« Tout ça c’est les États-Unis » Un film vraiment trop patriotique où les grandes valeurs américaines sont sublimées par le sport…. On en vient malheureusement à mettre la danse entre parenthèses…. Et pourtant on est là pour ça. De la danse aquatique on a une vague brasse, des scènes de romance bien ridicules et une histoire plutôt farfelue au final.
septiemeartetdemi.com - On a tellement l'habitude des comédies musicales américaines qu'on ne pense plus à leur accorder la réflexion qu'elles méritent. Qui aura remarqué que ce film sorti en 1949 se situe vers 1910 ? Certes, l'écart relatif s'amoindrit avec le temps qui passe, et cela n'a de toute manière pas beaucoup d'importante car c'est d'insouciance que sont cousues ces romances, les condamnant à toujours sacrifier quelques points à une trame à jamais usée.
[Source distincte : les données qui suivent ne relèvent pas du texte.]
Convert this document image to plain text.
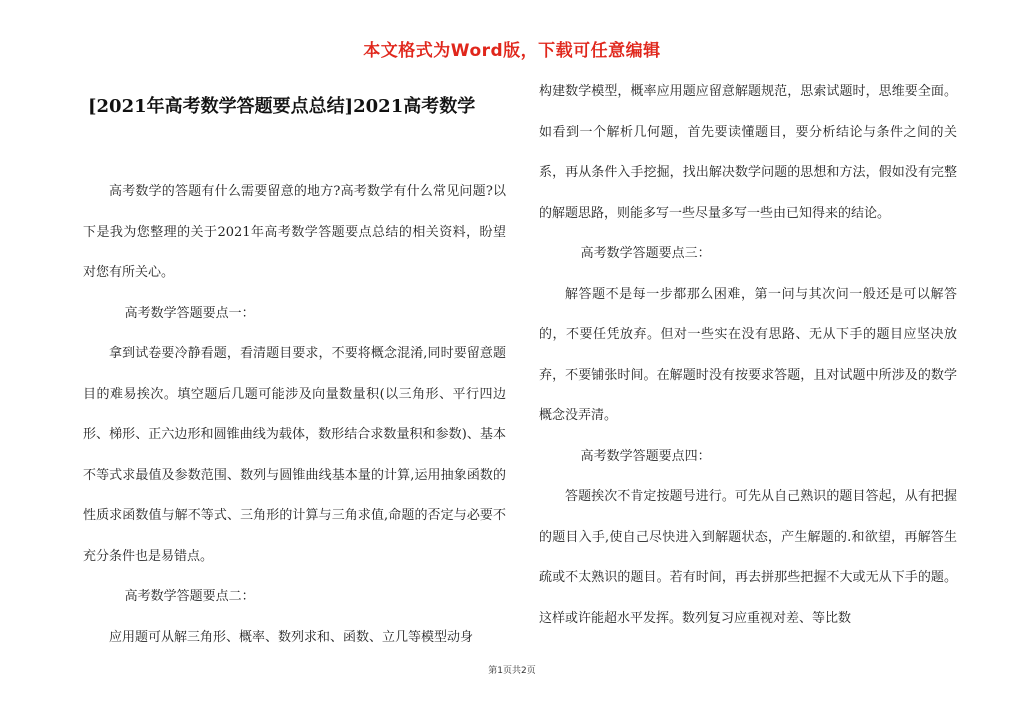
本文格式为Word版，下载可任意编辑
[2021年高考数学答题要点总结]2021高考数学

高考数学的答题有什么需要留意的地方?高考数学有什么常见问题?以下是我为您整理的关于2021年高考数学答题要点总结的相关资料，盼望对您有所关心。

高考数学答题要点一：

拿到试卷要冷静看题，看清题目要求，不要将概念混淆,同时要留意题目的难易挨次。填空题后几题可能涉及向量数量积(以三角形、平行四边形、梯形、正六边形和圆锥曲线为载体，数形结合求数量积和参数)、基本不等式求最值及参数范围、数列与圆锥曲线基本量的计算,运用抽象函数的性质求函数值与解不等式、三角形的计算与三角求值,命题的否定与必要不充分条件也是易错点。

高考数学答题要点二：

应用题可从解三角形、概率、数列求和、函数、立几等模型动身

构建数学模型，概率应用题应留意解题规范，思索试题时，思维要全面。如看到一个解析几何题，首先要读懂题目，要分析结论与条件之间的关系，再从条件入手挖掘，找出解决数学问题的思想和方法，假如没有完整的解题思路，则能多写一些尽量多写一些由已知得来的结论。

高考数学答题要点三：

解答题不是每一步都那么困难，第一问与其次问一般还是可以解答的，不要任凭放弃。但对一些实在没有思路、无从下手的题目应坚决放弃，不要铺张时间。在解题时没有按要求答题，且对试题中所涉及的数学概念没弄清。

高考数学答题要点四：

答题挨次不肯定按题号进行。可先从自己熟识的题目答起，从有把握的题目入手,使自己尽快进入到解题状态，产生解题的.和欲望，再解答生疏或不太熟识的题目。若有时间，再去拼那些把握不大或无从下手的题。这样或许能超水平发挥。数列复习应重视对差、等比数

第1页共2页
C'est sur une idée de Gene Kelly que cet hommage au baseball a vu le jour, ce qui donne au film le triple handicap d'être centré sur son thème et sur son pays, et en plus d'avoir beaucoup vieilli. Et du fait qu'une grande partie des visionneurs souffriront au moins d'un des trois, on ne peut là non plus laisser l'œuvre s'en tirer sans la perte de quelques points. Il n'y a pas franchement de coup d'éclat et rien qui puisse sortir les acteurs de leurs carcans, juste un gentil film vaguement musical qui visite et dévore le thème du sport.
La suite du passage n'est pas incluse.